Randomized Approach to Matrix Completion: Applications in Collaborative Filtering and Image Inpainting
Antonina Krajewska, Ewa Niewiadomska-Szynkiewicz
TL;DR
The paper tackles matrix completion for tall, incomplete matrices by introducing Columns Selected Matrix Completion (CSMC), a two-stage framework that first completes a reduced column-submatrix and then recovers the full matrix via a least-squares step. Theoretical guarantees show exact recovery with high probability under standard incoherence when the number of sampled columns satisfies $d = \mathcal{O}(r \log r)$ and the observed entries satisfy $|\Omega| = \mathcal{O}(n_2 r \log(n_2 r))$. Two scalable algorithms, CSNN and CSPGD, are proposed to accommodate different problem sizes, with implementations and open-source code provided.

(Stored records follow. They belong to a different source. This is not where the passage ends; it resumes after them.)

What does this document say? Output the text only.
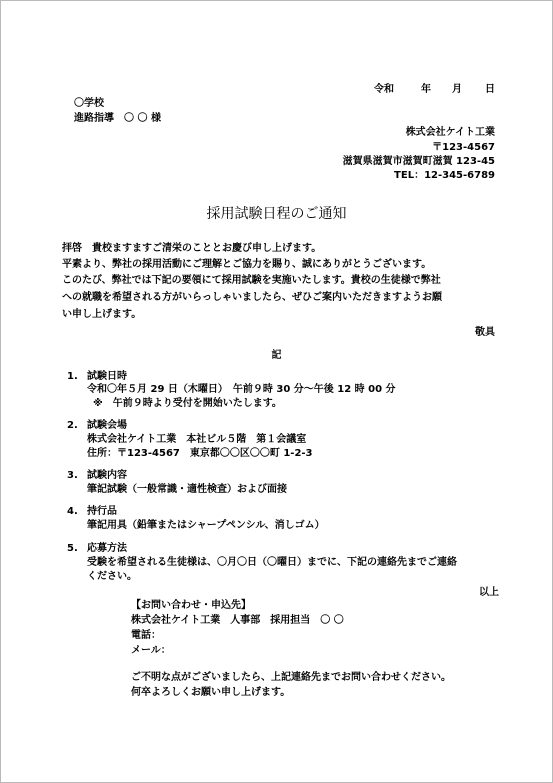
令和	年 月 日
〇学校
進路指導　〇 〇 様
株式会社ケイト工業
〒123-4567
滋賀県滋賀市滋賀町滋賀 123-45
TEL：12-345-6789
採用試験日程のご通知
拝啓　貴校ますますご清栄のこととお慶び申し上げます。
平素より、弊社の採用活動にご理解とご協力を賜り、誠にありがとうございます。
このたび、弊社では下記の要領にて採用試験を実施いたします。貴校の生徒様で弊社
への就職を希望される方がいらっしゃいましたら、ぜひご案内いただきますようお願
い申し上げます。
敬具
記
1. 試験日時
令和〇年５月 29 日（木曜日）　午前９時 30 分～午後 12 時 00 分
※　午前９時より受付を開始いたします。
2. 試験会場
株式会社ケイト工業　本社ビル５階　第１会議室
住所：〒123-4567　東京都〇〇区〇〇町 1-2-3
3. 試験内容
筆記試験（一般常識・適性検査）および面接
4. 持行品
筆記用具（鉛筆またはシャープペンシル、消しゴム）
5. 応募方法
受験を希望される生徒様は、〇月〇日（〇曜日）までに、下記の連絡先までご連絡
ください。
以上
【お問い合わせ・申込先】
株式会社ケイト工業　人事部　採用担当　〇 〇
電話：
メール：
ご不明な点がございましたら、上記連絡先までお問い合わせください。
何卒よろしくお願い申し上げます。
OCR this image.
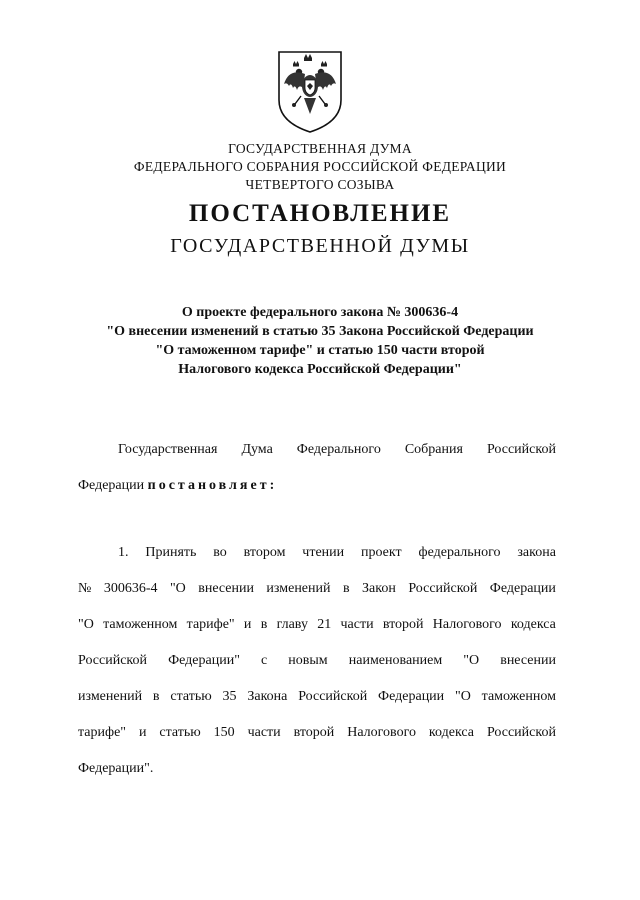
ГОСУДАРСТВЕННАЯ ДУМА
ФЕДЕРАЛЬНОГО СОБРАНИЯ РОССИЙСКОЙ ФЕДЕРАЦИИ
ЧЕТВЕРТОГО СОЗЫВА
ПОСТАНОВЛЕНИЕ
ГОСУДАРСТВЕННОЙ ДУМЫ
О проекте федерального закона № 300636-4
"О внесении изменений в статью 35 Закона Российской Федерации
"О таможенном тарифе" и статью 150 части второй
Налогового кодекса Российской Федерации"
Государственная Дума Федерального Собрания Российской
Федерации постановляет:
1. Принять во втором чтении проект федерального закона
№ 300636-4 "О внесении изменений в Закон Российской Федерации
"О таможенном тарифе" и в главу 21 части второй Налогового кодекса
Российской Федерации" с новым наименованием "О внесении
изменений в статью 35 Закона Российской Федерации "О таможенном
тарифе" и статью 150 части второй Налогового кодекса Российской
Федерации".
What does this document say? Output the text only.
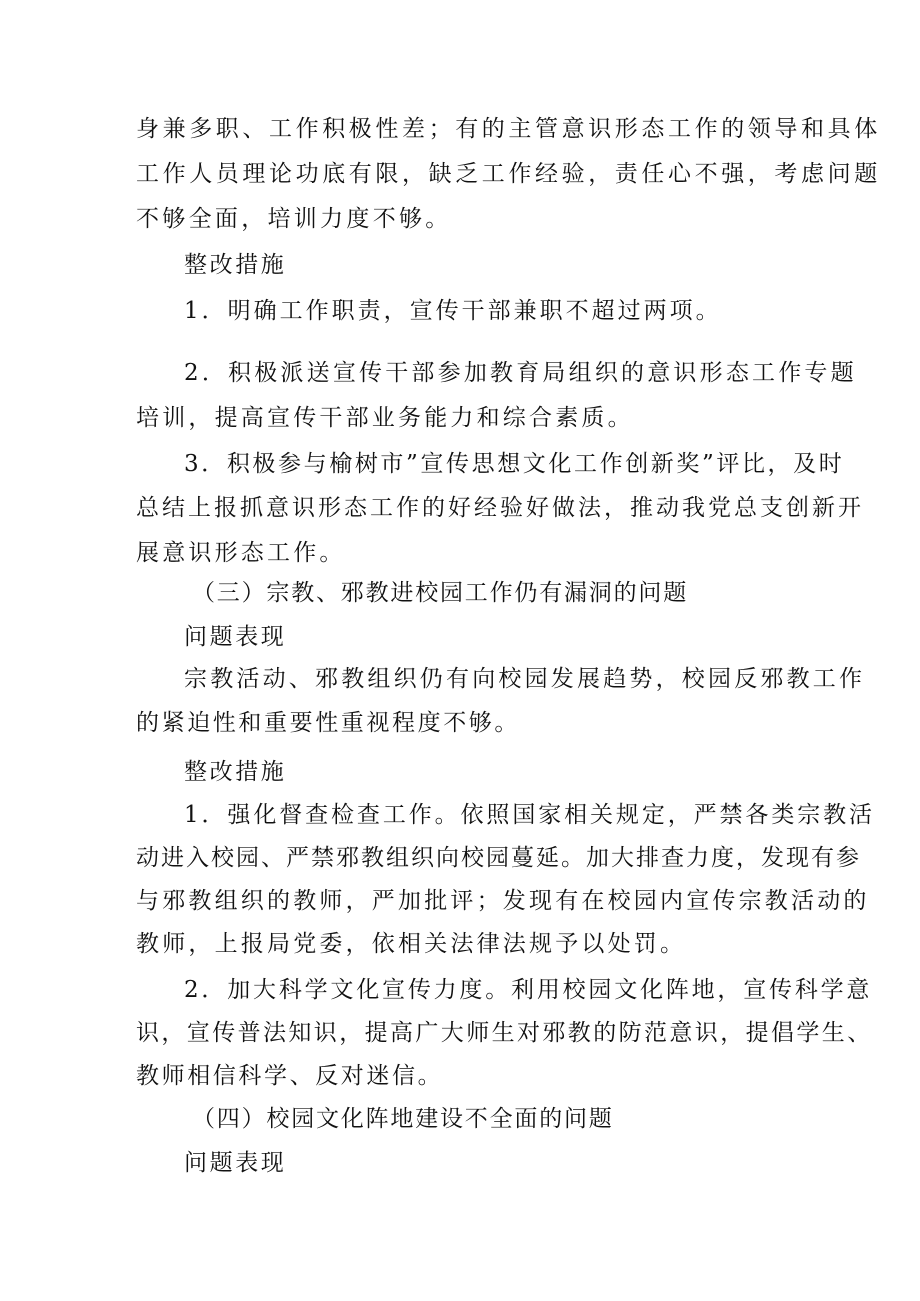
身兼多职、工作积极性差；有的主管意识形态工作的领导和具体
工作人员理论功底有限，缺乏工作经验，责任心不强，考虑问题
不够全面，培训力度不够。
整改措施
1．明确工作职责，宣传干部兼职不超过两项。
2．积极派送宣传干部参加教育局组织的意识形态工作专题
培训，提高宣传干部业务能力和综合素质。
3．积极参与榆树市”宣传思想文化工作创新奖”评比，及时
总结上报抓意识形态工作的好经验好做法，推动我党总支创新开
展意识形态工作。
（三）宗教、邪教进校园工作仍有漏洞的问题
问题表现
宗教活动、邪教组织仍有向校园发展趋势，校园反邪教工作
的紧迫性和重要性重视程度不够。
整改措施
1．强化督查检查工作。依照国家相关规定，严禁各类宗教活
动进入校园、严禁邪教组织向校园蔓延。加大排查力度，发现有参
与邪教组织的教师，严加批评；发现有在校园内宣传宗教活动的
教师，上报局党委，依相关法律法规予以处罚。
2．加大科学文化宣传力度。利用校园文化阵地，宣传科学意
识，宣传普法知识，提高广大师生对邪教的防范意识，提倡学生、
教师相信科学、反对迷信。
（四）校园文化阵地建设不全面的问题
问题表现
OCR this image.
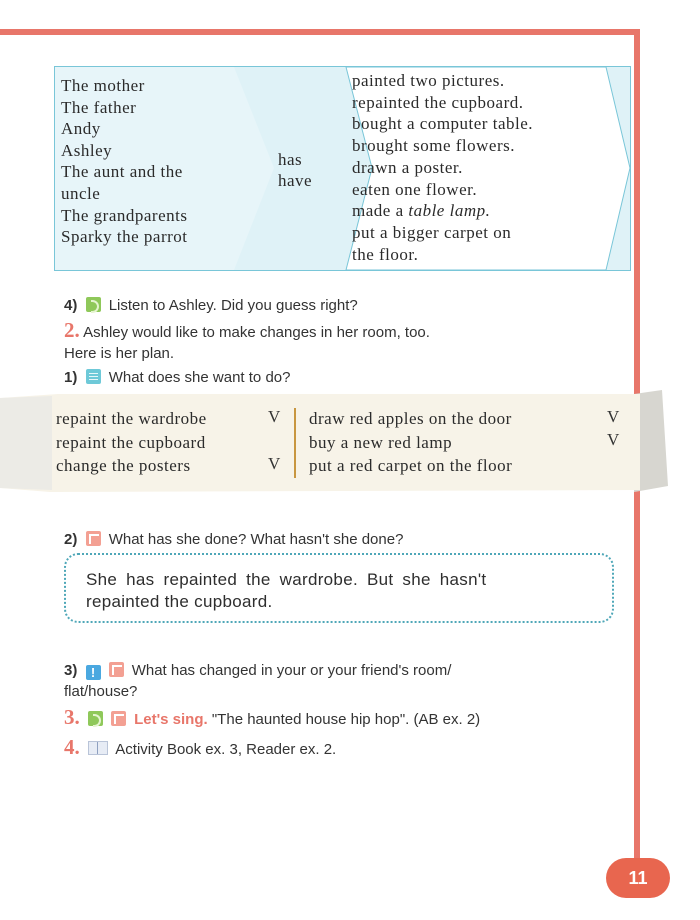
The mother
The father
Andy
Ashley
The aunt and the
uncle
The grandparents
Sparky the parrot
has
have
painted two pictures.
repainted the cupboard.
bought a computer table.
brought some flowers.
drawn a poster.
eaten one flower.
made a table lamp.
put a bigger carpet on
the floor.
4) Listen to Ashley. Did you guess right?
2. Ashley would like to make changes in her room, too.
Here is her plan.
1) What does she want to do?
repaint the wardrobe
repaint the cupboard
change the posters
V
V
draw red apples on the door
buy a new red lamp
put a red carpet on the floor
V
V
2) What has she done? What hasn't she done?
She has repainted the wardrobe. But she hasn't
repainted the cupboard.
3) ! What has changed in your or your friend's room/
flat/house?
3.	Let's sing. "The haunted house hip hop". (AB ex. 2)
4. Activity Book ex. 3, Reader ex. 2.
11
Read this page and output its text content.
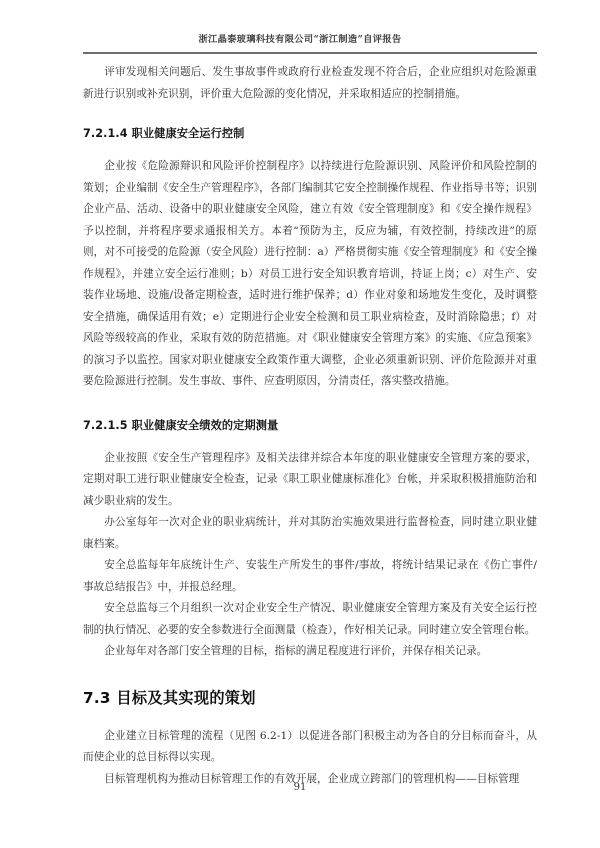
浙江晶泰玻璃科技有限公司“浙江制造”自评报告

评审发现相关问题后、发生事故事件或政府行业检查发现不符合后，企业应组织对危险源重新进行识别或补充识别，评价重大危险源的变化情况，并采取相适应的控制措施。

7.2.1.4 职业健康安全运行控制

企业按《危险源辩识和风险评价控制程序》以持续进行危险源识别、风险评价和风险控制的策划；企业编制《安全生产管理程序》，各部门编制其它安全控制操作规程、作业指导书等；识别企业产品、活动、设备中的职业健康安全风险，建立有效《安全管理制度》和《安全操作规程》予以控制，并将程序要求通报相关方。本着“预防为主，反应为辅，有效控制，持续改进”的原则，对不可接受的危险源（安全风险）进行控制：a）严格贯彻实施《安全管理制度》和《安全操作规程》，并建立安全运行准则；b）对员工进行安全知识教育培训，持证上岗；c）对生产、安装作业场地、设施/设备定期检查，适时进行维护保养；d）作业对象和场地发生变化，及时调整安全措施，确保适用有效；e）定期进行企业安全检测和员工职业病检查，及时消除隐患；f）对风险等级较高的作业，采取有效的防范措施。对《职业健康安全管理方案》的实施、《应急预案》的演习予以监控。国家对职业健康安全政策作重大调整，企业必须重新识别、评价危险源并对重要危险源进行控制。发生事故、事件、应查明原因，分清责任，落实整改措施。

7.2.1.5 职业健康安全绩效的定期测量

企业按照《安全生产管理程序》及相关法律并综合本年度的职业健康安全管理方案的要求，定期对职工进行职业健康安全检查，记录《职工职业健康标准化》台帐，并采取积极措施防治和减少职业病的发生。

办公室每年一次对企业的职业病统计，并对其防治实施效果进行监督检查，同时建立职业健康档案。

安全总监每年年底统计生产、安装生产所发生的事件/事故，将统计结果记录在《伤亡事件/事故总结报告》中，并报总经理。

安全总监每三个月组织一次对企业安全生产情况、职业健康安全管理方案及有关安全运行控制的执行情况、必要的安全参数进行全面测量（检查），作好相关记录。同时建立安全管理台帐。

企业每年对各部门安全管理的目标，指标的满足程度进行评价，并保存相关记录。

7.3 目标及其实现的策划

企业建立目标管理的流程（见图 6.2-1）以促进各部门积极主动为各自的分目标而奋斗，从而使企业的总目标得以实现。

目标管理机构为推动目标管理工作的有效开展，企业成立跨部门的管理机构——目标管理

91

Empirical results on synthetic data, movie-rating datasets, and image inpainting demonstrate that CSMC achieves reconstruction quality comparable to state-of-the-art convex MC methods while significantly reducing computational runtime, highlighting its practical value for large-scale, imbalanced matrix problems.
Abstract
We present a novel method for matrix completion, specifically designed for matrices where one dimension significantly exceeds the other. Our Columns Selected Matrix Completion (CSMC) method combines Column Subset Selection and Low-Rank Matrix Completion to efficiently reconstruct incomplete datasets. In each step, CSMC solves a convex optimization problem. We introduce two algorithms to implement CSMC, each tailored to problems of different sizes. A formal analysis is provided, outlining the necessary assumptions and the probability of obtaining a correct solution. To assess the impact of matrix size, rank, and the ratio of missing entries on solution quality and computation time, we conducted experiments on synthetic data. The method was also applied to two real-world problems: recommendation systems and image inpainting. Our results show that CSMC provides solutions of the same quality as state-of-the-art matrix completion algorithms based on convex optimization, while achieving significant reductions in computational runtime.